For this purpose, repeated clipping and filtering have been proposed by [3],[16] to address the peak regrowth issues. This approach has shown that the repeated CAF process significantly reduces peaks regrowth on an expense of the number of repeats. Since the filter is based on a frequency-domain IFFT/FFT pair, every iteration costs a lot towards the computation. Keeping in mind these constraints of computation involved in repeated CAF, we have proposed IWrap limiting. Figure 6 shows a comparison of PAPR reduction using soft clipping and IWrap limiting after limiting and filtering. These results are produced for three different values of CR, i.e. CR=1.6, 1.8, 2.0. The peak regrowth using the IWrap with filtering is smaller as compared to the peaks regrowth using clipping with filtering.

5 Conclusions

Soft clipping when applied with filtering increases the PAPR after filtering.
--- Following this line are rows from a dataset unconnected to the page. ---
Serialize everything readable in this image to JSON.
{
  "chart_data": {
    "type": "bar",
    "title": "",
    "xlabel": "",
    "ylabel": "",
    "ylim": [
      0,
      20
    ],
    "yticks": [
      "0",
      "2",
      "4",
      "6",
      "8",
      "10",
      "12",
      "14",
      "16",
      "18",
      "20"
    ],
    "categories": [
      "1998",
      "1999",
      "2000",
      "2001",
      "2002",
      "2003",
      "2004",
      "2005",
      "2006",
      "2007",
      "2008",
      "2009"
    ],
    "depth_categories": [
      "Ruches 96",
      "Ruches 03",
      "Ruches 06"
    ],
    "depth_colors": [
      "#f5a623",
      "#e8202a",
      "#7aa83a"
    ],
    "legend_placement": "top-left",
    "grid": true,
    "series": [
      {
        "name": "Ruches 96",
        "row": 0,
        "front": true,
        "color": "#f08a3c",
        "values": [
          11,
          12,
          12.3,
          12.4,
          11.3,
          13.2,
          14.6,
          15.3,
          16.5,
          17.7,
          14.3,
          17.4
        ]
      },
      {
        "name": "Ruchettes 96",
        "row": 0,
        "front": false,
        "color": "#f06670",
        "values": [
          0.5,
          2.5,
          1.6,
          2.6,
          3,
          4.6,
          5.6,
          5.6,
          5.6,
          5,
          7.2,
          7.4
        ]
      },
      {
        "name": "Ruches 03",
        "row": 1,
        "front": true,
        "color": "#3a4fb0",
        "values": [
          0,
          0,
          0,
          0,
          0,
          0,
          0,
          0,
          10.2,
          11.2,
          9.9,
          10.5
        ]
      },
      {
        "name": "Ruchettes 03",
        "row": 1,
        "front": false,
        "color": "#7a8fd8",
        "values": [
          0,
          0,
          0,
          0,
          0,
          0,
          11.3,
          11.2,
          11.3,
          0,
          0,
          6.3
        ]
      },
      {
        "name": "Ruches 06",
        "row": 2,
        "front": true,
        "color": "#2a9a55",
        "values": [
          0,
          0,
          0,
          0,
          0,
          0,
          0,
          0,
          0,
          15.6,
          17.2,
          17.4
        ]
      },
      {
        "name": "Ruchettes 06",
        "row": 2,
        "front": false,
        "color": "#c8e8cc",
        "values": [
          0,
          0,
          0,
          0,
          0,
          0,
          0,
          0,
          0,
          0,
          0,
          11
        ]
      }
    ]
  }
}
IWrap, an alternative limiting technique, has been proposed to limit the high peaks of the time-domain OFDM signal. It effectively reduces the possibility of regrowth of the high peaks after filtering. The results of CCDF have been presented in comparison with soft clipping and filtering. A slight BER degradation has been observed as compared to soft clipping. IWrap can be effectively used with other techniques in the literature which are combined to work with the soft clipping and side information is used to transmit the information of the clipped samples. Performance of IWrap with side information in the presence of fading channels is the main focus of our future work which is in progress.